On the spectrum of prelim years, Jim, yours is definitely at or near the top, but likely more due to your personality, level of skill and intelligence, and aggressiveness. If you can say that every or most of the interns in your class had the same experience, then I would say that your internship site was/is a jewel (and that may or may not also reflect the number of interns in your class - less giving you more opportunities to do procedures).
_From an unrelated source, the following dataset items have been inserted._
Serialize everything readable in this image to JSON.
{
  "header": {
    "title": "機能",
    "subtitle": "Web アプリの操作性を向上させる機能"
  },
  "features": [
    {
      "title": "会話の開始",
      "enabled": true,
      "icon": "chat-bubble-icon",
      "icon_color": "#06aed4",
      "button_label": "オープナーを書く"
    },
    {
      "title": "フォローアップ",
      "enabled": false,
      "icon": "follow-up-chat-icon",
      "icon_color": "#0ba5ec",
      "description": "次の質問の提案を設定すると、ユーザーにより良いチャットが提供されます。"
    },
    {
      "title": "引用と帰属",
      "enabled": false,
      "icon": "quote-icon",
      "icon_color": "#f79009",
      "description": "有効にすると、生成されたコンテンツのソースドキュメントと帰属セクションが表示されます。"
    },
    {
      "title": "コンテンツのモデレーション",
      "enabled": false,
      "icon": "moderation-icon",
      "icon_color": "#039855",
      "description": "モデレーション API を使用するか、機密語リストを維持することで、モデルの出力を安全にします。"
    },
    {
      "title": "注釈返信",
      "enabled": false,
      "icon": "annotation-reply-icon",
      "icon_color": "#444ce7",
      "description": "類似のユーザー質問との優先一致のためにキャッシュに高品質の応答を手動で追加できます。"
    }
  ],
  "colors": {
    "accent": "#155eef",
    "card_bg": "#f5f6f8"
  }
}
For the medicine prelims as a whole, it would be difficult to have you function solely as a stopgap because you cannot order tests, write for meds, examine and diagnose patients, admit/discharge patients, etc. if you don't develop their ability to recognize and treat a wide variety of pathologies that you will see. In that sense, I feel that medicine provides you with a greater breadth and depth of understanding of pathology and physiology. Not to say that rheumatology will be of great use to you in the future, but solid foundations in nephrology, cardiology, pulmonology, ID, GI, and endocrinology are all applicable to anesthesiology and can definitely help you avoid disasters through a deeper preoperative understanding of individual patient's global concerns, as well as helping to guide your intraoperative and postoperative therapy. Procedures in a medicine prelim year will depend largely on the size of the service and your willingness to do the procedures ("Hey intern X, I want you put in a central line, but if you aren't comfortable or don't have time, consult general surgery or interventional radiology.")

You struck a home run with your internship, but you are less likely to strike out with a medicine year in my opinion.
 
VentdependenT said:
UT you are definitely hard core my man.

Wish I was hardcore right now. Should be studying for the boards and all I've been able to do on this day off is surf the internet and watch movies. Star Wars III is really good by the way, if you turn off the dialogue.